Question

How do you write the nuclear equation for the beta decay of francium-223?

Answer 1

Hint:To solve this we must know the atomic number of francium-223. We must also know the reaction for beta-decay. When a radioactive nucleus undergoes beta-decay, the mass number of the element remains the same but the number of protons increases by 1.

Complete answer:
We know that the general representation of elements is ${}_{\text{Z}}^{\text{A}}\text{X}$. Where $\text{Z}$ is the atomic number of the element, $\text{A}$ is the mass number of the element and $\text{X}$ is the atomic symbol of the element.
We know that the atomic number is equal to the number of protons or to the number of electrons.
When a radioactive nucleus undergoes beta-decay, the mass number of the element remains the same but the number of protons increases by 1 i.e. the atomic number increases by 1.
The atomic number of francium is 87 and the mass number of francium is 223. Thus, the element francium is represented as ${}_{87}^{233}\text{Fr}$.
When francium i.e. ${}_{87}^{233}\text{Fr}$ undergoes beta-decay its mass number remains the same but the atomic number increases by 1. Thus, a new element with atomic number 88 is formed. The element having atomic number 88 is radium. The chemical symbol for radium is $\text{Ra}$.
Thus, the nuclear equation for the beta decay of francium-223 is as follows:
${}_{87}^{233}\text{Fr}\to {}_{88}^{233}\text{Ra}+{}_{-1}^{0}e+\nu$
During beta-decay an electron and a neutrino are emitted. The emitted electron helps in conserving the charge.
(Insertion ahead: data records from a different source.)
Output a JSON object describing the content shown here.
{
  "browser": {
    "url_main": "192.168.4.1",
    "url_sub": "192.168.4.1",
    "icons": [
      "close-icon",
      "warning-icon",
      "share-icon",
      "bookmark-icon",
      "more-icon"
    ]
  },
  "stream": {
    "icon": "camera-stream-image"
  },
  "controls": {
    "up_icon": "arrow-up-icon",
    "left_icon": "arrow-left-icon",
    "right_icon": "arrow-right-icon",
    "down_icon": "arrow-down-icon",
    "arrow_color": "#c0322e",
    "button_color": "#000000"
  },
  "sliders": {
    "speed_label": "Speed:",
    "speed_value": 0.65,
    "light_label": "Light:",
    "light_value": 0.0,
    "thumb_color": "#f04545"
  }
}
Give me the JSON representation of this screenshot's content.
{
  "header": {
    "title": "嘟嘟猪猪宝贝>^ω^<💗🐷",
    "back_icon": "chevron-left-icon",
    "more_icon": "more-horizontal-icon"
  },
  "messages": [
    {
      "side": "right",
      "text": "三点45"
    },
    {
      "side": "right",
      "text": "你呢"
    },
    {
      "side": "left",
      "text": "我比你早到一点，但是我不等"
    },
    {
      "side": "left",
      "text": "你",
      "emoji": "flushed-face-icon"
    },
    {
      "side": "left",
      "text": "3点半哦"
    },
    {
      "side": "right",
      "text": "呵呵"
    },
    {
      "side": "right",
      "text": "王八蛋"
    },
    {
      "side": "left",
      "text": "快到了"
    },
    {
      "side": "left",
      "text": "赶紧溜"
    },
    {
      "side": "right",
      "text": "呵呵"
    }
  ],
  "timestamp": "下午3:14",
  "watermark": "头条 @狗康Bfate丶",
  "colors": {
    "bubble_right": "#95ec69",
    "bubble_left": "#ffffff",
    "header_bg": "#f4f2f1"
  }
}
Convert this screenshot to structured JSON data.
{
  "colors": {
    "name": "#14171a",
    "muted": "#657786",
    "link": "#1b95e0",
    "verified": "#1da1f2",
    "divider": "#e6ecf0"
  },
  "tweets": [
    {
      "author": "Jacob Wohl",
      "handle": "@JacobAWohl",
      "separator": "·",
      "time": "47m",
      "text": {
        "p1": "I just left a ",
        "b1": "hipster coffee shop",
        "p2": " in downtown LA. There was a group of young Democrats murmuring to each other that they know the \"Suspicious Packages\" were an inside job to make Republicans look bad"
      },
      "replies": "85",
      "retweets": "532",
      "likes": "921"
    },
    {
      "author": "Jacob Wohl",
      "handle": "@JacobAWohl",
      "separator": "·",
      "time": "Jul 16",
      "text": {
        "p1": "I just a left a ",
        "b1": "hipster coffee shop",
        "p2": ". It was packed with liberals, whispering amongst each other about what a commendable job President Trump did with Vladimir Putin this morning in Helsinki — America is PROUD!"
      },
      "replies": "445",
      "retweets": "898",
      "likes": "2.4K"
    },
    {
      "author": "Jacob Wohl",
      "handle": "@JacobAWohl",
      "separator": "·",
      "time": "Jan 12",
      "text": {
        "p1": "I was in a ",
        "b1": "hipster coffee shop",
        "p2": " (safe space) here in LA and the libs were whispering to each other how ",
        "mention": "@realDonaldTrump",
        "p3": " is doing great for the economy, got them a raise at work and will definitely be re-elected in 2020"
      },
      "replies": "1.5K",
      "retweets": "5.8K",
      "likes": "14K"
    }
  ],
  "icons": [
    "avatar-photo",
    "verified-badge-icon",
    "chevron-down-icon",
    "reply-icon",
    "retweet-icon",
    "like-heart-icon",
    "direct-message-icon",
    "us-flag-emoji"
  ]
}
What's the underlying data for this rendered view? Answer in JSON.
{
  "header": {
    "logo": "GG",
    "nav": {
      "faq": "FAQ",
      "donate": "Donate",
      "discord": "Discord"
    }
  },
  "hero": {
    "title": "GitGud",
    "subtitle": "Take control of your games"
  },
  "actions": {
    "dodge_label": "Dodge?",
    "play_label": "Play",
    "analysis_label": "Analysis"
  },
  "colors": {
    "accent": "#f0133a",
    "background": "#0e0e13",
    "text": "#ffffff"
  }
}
Note: The general reaction for beta-decay is ${}_{\text{Z}}^{\text{A}}\text{X}\stackrel{\beta }{\to }{}_{\text{Z}+1}^{\text{A}}\text{Y}$. Here, A is the atomic mass and Z is the atomic number. During beta-decay an electron is emitted. This emitted electron helps in conserving the charge. Along with an electron, neutrino is also emitted.